Once in a party together, members of the opposite faction will remain unfriendly while in the “outdoor” world (and fully hostile in War Mode!), as they do today, though they will be able to communicate through party chat. Upon entering a dungeon, raid, or rated PvP match, however, all members will be friendly and able to assist each other in combat, trade loot, earn shared achievements, and otherwise fully cooperate the same way members of the same faction have always been able to. A major goal in announcing this feature in advance is to make sure we’re capturing all the expectations and requirements for this to be a smooth experience. A group raiding, doing Mythic+ keys, or chasing higher PvP ratings should be able to operate seamlessly whether they’re a same-faction or cross-faction group.
This functionality will also apply to legacy instances, and is available at all levels, though there will be several older instances that cross-faction parties cannot enter, at least for now: Battle of Dazar’alor, Trial of the Crusader, Icecrown Citadel (remember that Gunship Battle?), and a handful of others that similarly have extensive faction-specific components that will have to be reworked to support cross-faction parties.
There are likely those who have read this far with some unease, worried that this is chipping away at a foundational principle of Warcraft. At BlizzCon in 2019, when an attendee asked about cross-faction play, we responded at the time that “Alliance and Horde separation … is a pillar of what makes Warcraft, Warcraft.” But upon reflection, that’s an oversimplification: Alliance and Horde identity is what is fundamental to Warcraft.

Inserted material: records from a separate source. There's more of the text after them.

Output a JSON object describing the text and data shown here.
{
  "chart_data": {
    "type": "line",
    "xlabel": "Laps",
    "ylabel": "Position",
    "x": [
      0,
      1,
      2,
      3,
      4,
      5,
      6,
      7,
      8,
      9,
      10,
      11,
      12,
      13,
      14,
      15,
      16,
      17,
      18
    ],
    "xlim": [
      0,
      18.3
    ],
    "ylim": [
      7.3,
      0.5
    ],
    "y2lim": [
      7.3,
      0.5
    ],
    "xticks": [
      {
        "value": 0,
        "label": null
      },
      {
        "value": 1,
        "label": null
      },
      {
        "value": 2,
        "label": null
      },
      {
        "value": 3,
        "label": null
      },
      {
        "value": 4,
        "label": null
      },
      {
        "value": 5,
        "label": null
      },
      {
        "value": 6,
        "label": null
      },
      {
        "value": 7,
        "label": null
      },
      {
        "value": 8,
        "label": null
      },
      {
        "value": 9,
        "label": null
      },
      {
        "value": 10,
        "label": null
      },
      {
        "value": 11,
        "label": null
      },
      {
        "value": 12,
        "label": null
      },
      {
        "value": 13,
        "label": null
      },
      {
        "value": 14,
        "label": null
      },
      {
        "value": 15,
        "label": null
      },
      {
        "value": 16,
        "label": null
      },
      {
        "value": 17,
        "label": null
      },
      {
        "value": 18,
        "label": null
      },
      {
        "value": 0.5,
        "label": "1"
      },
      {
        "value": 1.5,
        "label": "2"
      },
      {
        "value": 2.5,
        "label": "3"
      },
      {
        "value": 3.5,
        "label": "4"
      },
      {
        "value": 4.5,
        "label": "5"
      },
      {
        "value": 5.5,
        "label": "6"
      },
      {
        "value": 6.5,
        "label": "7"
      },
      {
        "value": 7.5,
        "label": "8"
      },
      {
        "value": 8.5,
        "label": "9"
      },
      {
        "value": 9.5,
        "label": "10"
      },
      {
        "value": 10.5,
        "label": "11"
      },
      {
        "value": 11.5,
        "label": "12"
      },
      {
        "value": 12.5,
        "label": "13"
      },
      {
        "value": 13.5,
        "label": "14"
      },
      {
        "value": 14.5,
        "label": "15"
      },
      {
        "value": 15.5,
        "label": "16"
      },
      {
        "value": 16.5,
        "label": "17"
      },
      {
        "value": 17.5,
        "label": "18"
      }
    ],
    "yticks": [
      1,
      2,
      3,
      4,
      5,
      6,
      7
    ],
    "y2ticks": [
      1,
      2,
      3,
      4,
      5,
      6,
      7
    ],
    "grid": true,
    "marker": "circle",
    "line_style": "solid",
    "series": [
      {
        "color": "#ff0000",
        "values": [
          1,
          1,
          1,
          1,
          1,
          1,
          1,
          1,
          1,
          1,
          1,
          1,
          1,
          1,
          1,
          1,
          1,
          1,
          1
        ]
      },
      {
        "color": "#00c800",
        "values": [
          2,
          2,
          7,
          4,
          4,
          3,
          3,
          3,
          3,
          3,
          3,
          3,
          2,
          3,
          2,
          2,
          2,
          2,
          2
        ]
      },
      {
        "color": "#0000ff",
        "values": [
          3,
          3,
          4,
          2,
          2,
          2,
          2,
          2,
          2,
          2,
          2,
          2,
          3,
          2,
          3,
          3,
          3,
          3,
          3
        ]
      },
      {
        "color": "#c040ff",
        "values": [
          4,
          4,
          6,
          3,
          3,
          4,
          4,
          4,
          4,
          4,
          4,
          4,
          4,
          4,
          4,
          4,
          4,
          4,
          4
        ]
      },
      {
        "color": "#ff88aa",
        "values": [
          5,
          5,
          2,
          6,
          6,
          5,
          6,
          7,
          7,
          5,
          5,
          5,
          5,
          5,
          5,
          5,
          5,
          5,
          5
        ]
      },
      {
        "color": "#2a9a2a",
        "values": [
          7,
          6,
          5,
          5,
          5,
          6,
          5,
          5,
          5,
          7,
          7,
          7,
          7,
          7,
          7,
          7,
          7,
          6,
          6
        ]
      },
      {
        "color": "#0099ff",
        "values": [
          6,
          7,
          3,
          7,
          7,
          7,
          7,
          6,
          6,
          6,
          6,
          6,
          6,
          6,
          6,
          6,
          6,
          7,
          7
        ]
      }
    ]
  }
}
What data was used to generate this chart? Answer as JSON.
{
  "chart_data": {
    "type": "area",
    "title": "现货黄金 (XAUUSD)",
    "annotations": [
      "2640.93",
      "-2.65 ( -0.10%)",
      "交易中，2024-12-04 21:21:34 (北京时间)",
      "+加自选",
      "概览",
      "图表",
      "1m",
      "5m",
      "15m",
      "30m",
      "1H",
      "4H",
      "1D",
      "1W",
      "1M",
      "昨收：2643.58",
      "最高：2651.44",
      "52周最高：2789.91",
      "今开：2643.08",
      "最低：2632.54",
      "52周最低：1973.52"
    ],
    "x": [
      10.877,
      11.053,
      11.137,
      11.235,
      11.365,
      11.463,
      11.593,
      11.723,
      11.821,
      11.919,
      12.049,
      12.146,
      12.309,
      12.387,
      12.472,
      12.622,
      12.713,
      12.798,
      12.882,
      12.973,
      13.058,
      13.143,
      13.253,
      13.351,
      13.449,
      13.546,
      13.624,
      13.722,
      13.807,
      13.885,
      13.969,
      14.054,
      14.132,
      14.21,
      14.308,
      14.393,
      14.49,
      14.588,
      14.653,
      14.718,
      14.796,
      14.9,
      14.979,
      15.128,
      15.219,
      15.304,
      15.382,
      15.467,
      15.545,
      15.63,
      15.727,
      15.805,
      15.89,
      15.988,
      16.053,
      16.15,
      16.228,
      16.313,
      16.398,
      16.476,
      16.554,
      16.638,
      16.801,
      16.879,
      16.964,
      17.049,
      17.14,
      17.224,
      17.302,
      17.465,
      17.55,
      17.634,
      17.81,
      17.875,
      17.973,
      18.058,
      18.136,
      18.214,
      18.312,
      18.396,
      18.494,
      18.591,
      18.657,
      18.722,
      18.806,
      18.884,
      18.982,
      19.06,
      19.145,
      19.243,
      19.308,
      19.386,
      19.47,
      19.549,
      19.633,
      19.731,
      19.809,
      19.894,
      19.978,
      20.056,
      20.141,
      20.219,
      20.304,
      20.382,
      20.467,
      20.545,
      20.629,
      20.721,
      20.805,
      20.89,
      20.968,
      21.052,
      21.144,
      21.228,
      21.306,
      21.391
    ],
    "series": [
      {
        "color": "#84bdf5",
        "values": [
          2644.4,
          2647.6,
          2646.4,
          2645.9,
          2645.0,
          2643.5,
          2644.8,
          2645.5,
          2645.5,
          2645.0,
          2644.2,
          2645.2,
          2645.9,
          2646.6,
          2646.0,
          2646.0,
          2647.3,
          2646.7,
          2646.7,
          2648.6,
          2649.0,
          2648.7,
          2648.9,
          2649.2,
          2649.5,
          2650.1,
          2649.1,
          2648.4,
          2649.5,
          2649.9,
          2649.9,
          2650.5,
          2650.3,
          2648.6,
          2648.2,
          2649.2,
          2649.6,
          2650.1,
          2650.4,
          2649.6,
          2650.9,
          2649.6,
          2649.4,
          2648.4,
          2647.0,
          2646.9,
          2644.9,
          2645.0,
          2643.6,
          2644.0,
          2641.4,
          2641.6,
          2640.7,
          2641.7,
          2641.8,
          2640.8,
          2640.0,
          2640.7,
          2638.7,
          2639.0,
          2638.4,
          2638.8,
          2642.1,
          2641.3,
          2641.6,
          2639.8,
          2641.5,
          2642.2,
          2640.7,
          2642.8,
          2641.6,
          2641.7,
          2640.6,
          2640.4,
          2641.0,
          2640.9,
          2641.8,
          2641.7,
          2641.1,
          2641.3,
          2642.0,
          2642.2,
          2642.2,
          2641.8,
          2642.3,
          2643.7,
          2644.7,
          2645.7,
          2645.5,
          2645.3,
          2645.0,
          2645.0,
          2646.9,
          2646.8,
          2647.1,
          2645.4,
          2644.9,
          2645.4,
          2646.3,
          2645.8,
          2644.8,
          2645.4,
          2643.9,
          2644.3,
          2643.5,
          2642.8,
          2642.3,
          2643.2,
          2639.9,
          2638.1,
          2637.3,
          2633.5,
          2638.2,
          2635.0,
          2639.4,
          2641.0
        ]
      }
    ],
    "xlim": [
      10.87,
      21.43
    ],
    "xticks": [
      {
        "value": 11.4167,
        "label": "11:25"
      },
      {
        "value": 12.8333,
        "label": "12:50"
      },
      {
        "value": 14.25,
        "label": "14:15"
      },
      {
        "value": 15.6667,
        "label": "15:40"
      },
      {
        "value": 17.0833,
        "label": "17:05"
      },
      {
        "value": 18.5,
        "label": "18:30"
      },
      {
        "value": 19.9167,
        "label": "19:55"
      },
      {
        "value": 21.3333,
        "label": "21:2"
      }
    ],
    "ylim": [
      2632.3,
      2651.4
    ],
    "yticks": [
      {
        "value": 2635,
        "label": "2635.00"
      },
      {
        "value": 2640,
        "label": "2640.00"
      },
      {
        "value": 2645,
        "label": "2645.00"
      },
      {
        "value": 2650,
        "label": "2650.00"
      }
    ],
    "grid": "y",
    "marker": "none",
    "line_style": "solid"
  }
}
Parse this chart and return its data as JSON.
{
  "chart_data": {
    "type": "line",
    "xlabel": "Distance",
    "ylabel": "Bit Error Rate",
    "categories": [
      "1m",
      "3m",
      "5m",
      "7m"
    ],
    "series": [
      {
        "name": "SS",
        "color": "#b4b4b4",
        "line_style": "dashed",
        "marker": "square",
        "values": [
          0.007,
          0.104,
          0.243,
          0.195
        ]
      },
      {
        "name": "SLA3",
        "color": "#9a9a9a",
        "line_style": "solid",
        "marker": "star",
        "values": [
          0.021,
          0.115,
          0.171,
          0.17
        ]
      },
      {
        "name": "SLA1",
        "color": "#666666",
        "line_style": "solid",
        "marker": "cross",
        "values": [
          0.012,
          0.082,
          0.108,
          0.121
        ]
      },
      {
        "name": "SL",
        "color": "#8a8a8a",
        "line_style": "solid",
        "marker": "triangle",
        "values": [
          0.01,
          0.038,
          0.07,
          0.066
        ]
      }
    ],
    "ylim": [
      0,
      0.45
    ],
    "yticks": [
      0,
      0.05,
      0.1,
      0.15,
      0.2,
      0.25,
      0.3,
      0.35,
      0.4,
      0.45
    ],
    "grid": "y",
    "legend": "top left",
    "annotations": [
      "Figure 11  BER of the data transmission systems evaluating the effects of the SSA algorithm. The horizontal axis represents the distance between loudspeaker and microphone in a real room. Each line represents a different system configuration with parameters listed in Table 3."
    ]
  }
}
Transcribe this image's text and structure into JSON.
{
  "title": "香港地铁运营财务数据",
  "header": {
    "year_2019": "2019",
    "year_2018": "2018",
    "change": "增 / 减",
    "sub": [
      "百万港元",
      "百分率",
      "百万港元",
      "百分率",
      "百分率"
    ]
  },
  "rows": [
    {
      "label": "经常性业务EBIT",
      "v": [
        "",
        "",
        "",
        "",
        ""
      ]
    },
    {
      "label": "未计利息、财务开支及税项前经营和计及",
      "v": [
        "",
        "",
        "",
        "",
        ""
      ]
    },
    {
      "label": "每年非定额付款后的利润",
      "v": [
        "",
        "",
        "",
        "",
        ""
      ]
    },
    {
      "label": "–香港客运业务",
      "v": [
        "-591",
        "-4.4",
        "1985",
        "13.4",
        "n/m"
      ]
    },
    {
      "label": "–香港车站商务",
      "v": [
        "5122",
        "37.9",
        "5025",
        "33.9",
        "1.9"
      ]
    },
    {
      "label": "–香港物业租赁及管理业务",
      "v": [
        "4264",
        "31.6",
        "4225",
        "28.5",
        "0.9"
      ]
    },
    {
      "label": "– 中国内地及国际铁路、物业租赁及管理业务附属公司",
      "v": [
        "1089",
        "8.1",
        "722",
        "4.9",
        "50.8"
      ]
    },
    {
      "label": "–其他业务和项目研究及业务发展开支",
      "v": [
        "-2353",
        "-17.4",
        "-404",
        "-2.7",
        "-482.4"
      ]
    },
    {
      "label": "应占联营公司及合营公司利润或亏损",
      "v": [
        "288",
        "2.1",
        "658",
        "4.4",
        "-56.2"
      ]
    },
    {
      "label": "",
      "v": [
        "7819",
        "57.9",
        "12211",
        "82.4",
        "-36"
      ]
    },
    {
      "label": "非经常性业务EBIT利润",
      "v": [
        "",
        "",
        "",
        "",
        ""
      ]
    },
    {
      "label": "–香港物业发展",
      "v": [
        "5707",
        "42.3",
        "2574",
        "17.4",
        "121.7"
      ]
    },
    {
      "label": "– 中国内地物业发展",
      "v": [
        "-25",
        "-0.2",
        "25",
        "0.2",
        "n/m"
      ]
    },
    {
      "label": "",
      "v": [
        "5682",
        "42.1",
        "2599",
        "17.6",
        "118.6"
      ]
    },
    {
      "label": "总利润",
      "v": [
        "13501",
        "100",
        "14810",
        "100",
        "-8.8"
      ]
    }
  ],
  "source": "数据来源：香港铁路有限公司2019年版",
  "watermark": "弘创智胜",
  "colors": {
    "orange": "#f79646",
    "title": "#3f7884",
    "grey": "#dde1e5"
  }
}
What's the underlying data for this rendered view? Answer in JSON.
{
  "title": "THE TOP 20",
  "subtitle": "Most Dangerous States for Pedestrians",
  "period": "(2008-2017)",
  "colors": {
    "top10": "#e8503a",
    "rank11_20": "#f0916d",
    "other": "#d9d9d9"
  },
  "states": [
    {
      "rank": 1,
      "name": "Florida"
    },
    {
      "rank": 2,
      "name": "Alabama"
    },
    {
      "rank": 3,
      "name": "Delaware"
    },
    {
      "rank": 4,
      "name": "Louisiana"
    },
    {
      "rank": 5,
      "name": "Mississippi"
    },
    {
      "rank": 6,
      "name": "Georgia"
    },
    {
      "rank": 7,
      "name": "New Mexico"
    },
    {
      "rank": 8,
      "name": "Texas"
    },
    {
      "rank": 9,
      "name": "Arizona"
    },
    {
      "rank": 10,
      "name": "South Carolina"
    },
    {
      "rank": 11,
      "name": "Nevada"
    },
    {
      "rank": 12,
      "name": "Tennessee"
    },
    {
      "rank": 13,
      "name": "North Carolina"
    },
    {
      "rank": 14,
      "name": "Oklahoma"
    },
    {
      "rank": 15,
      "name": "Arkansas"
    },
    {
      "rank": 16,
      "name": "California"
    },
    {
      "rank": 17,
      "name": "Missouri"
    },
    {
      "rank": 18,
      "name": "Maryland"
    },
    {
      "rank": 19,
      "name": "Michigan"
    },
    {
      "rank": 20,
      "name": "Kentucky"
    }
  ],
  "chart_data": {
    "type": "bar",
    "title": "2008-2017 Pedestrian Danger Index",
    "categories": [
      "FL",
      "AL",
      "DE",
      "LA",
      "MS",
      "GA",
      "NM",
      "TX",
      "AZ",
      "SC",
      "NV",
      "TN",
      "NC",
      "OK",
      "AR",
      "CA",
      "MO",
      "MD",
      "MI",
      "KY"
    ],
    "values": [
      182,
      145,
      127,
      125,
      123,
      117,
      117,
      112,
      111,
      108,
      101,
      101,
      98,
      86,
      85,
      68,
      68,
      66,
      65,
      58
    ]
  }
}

And while at times that identity has been one of division and open conflict, we’ve seen Alliance and Horde finding common ground and working together ever since Warcraft III (notably including the last time a Warcraft chapter was named “Eternity’s End” …), and the instances of cooperation in World of Warcraft itself are too numerous to count.
We’re hopeful that these changes will serve to actually strengthen faction identity by allowing more players to play the faction whose values, aesthetic, and characters they find more compelling, rather than feeling forced to choose between their personal preference and the ability to play with friends.
Following the events of Battle for Azeroth, the Alliance and Horde are poised in an uneasy armistice. The factions still stand apart, and even as some of their leaders cooperate in the Shadowlands, countless members of each faction will neither forgive nor forget the wartime actions of the other. For every Jaina, there is a Genn, and that seems unlikely to change any time soon. But why shouldn’t players be able to make that choice for themselves, especially in cooperative settings where the story revolves around coming together to overcome dire threats?
We look forward to hearing your thoughts and feedback on this feature both now and once it arrives for testing on the 9.2.5 PTR. We’ll see you in Azeroth.